Ihr Unterbewusstsein, ihr dummes Unterbewusstsein, schien sich von dieser Weihnachtskarten-Idylle einfach nicht trennen zu können. Sie, Linc, das Baby vor einem Weihnachtsbaum. Ein fröhliches Bild voller Hoffnung.
Lächerlich! Warum konnte sie das nicht hinter sich lassen und der Wahrheit ins Angesicht sehen?
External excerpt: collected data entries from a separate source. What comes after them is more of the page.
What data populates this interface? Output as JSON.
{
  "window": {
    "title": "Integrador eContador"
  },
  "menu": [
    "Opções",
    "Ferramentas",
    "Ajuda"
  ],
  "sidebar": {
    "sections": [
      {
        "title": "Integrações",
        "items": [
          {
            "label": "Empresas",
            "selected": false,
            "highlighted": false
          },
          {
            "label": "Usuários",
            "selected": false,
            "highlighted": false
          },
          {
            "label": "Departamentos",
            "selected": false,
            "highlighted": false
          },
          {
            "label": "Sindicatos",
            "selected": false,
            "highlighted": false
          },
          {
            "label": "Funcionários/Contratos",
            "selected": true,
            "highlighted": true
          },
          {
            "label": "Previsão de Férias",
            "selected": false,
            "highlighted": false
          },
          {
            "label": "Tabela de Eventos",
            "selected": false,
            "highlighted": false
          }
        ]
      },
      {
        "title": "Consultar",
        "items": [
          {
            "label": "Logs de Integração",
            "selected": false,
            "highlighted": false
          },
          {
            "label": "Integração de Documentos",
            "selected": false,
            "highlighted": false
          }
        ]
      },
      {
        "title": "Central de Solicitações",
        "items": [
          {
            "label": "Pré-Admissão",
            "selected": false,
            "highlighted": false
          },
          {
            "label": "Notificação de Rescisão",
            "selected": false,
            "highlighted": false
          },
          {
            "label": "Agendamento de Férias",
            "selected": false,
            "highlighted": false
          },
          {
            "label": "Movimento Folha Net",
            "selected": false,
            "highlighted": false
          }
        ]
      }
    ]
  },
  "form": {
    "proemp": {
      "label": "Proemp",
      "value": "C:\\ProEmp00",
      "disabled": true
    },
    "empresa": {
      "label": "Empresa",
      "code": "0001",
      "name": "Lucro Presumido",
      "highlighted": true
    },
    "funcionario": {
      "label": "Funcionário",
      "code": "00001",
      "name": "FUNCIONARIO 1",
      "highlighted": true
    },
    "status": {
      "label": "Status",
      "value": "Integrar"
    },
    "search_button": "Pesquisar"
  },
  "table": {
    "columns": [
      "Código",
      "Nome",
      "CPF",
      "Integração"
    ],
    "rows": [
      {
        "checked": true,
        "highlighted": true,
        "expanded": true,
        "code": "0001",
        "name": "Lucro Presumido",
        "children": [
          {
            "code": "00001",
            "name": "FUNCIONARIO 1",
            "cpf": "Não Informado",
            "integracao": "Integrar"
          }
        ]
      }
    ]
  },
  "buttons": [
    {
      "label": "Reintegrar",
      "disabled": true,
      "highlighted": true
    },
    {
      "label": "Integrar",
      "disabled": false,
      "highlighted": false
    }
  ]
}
„Ich will dich nicht verletzen, Molly. Das musst du mir glauben.“
„Ich bin es nicht, den du damit verletzt. Du bist es. Und dein Baby. Ob es dir gefällt oder nicht: Dieses Baby wird in sieben Monaten auf der Welt sein. Und du wirst etwas ziemlich Großartiges verpassen, wenn es ankommt.“
Sie drehte sich um, kam dann noch einmal einen Schritt zurück.
„Weißt du, der Mann, den ich vor zwei Monaten getroffen habe, den hätte ich …“
Sie unterbrach ihren Satz. Sie weigerte sich, verletzbar zu sein. Wieder in diese Falle zu treten. Hatte sie ihre Lektion nicht mit Doug gelernt? Ihre Träume zu teilen hatte nur dazu geführt, dass sie ihr verwehrt worden waren.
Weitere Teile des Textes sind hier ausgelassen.